# Multivariable Calculus: finding relative extrema/saddle points

1. Feb 22, 2010

### Spatulatr0n

1. The problem statement, all variables and given/known data

I was given an assignment to find all relative extrema and saddle points of the equation

f(x,y) = 1/3x^4 + 1/2y^4 - 4xy^2 +2x^2 + 2y^2 + 3

I derived the first partial with respect to x and the first partial with respect to y, but when I tried to find where they both equal 0, the problem became really complicated. I don't know what I am suppose to do. Rather stuck.

2. Relevant equations

partial x: 4/3x^3 - 4y^2 + 4x

0 = 1/3x^3 - y^2 + x

partial y: 2y^3 - 8xy + 4y

0 = 2y(y^2 - 4x +2)

3. The attempt at a solution

I have tried using substition after setting the equations equal to each other, by using the partial derivatives to find

x = (y^2 + 2)/4

and

y = + or - sqrt(4x - 2)

y = + or - sqrt(1/3x^3 + x)

I have tried setting these two equal to each other to solve for x, but I get a cubic that I don't know what to do with. Is there something like "completing the cube" I could use?
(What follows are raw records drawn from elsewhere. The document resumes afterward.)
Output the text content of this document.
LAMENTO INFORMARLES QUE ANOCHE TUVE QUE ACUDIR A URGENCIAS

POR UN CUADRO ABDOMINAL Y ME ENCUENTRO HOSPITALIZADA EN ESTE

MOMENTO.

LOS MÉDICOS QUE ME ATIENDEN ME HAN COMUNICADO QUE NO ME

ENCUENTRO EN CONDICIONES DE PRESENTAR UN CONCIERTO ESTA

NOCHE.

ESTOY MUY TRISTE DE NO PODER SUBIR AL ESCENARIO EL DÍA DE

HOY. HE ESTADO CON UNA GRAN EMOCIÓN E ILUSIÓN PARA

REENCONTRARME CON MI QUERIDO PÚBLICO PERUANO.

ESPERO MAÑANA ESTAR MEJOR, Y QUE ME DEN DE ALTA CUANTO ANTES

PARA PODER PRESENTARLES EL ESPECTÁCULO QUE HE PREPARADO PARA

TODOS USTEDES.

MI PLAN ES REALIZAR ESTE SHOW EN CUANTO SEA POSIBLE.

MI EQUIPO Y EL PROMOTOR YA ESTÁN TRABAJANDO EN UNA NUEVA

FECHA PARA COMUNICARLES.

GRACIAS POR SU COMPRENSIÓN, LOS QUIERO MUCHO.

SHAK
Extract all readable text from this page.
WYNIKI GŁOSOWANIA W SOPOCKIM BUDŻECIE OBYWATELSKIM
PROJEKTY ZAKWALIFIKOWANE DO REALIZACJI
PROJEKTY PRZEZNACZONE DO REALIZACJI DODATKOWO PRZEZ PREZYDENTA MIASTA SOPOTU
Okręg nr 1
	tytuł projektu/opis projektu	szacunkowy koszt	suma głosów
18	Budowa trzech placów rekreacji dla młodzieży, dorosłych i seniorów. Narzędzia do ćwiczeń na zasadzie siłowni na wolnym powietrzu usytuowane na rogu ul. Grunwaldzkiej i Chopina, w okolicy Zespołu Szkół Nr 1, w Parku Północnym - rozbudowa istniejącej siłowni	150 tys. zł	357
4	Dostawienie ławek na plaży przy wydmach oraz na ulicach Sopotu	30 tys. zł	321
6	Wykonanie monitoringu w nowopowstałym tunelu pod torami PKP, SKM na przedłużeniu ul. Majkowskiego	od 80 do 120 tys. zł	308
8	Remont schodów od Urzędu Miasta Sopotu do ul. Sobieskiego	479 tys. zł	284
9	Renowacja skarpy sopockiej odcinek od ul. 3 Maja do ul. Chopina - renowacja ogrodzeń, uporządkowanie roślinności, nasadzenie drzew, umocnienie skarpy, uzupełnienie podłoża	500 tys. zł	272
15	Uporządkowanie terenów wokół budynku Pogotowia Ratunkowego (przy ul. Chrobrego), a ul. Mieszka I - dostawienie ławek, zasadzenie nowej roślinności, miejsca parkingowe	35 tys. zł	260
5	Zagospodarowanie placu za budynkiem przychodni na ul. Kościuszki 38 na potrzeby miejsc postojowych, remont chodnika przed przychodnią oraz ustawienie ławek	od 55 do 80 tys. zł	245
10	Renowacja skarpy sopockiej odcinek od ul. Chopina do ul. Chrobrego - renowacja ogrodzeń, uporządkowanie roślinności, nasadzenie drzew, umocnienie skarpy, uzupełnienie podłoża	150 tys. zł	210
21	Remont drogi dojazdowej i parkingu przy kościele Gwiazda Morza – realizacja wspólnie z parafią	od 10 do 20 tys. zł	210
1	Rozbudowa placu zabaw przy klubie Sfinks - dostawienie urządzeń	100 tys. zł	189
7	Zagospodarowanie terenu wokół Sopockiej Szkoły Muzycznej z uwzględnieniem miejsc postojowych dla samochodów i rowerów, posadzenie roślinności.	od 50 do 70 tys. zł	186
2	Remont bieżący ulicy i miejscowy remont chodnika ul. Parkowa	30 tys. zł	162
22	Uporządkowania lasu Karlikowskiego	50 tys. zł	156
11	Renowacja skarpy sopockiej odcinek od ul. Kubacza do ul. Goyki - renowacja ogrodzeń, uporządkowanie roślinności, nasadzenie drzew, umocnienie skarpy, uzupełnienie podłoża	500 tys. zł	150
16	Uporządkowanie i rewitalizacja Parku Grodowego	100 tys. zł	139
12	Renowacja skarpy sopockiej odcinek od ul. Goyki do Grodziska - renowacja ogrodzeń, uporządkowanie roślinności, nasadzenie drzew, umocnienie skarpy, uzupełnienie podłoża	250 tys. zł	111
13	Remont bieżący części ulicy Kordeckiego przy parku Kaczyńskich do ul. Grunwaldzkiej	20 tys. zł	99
Haha.

(1/3x^3 - 3x + 2 = 0)

2. Feb 23, 2010

### Tinyboss

For starters, (0,0) is clearly a critical point.

3. Feb 23, 2010

### Spatulatr0n

I found that one, at the very least. :)

The assignment was due today, posting this was a last hurrah, I suppose. Now, however, I'm merely curious as to how to solve it.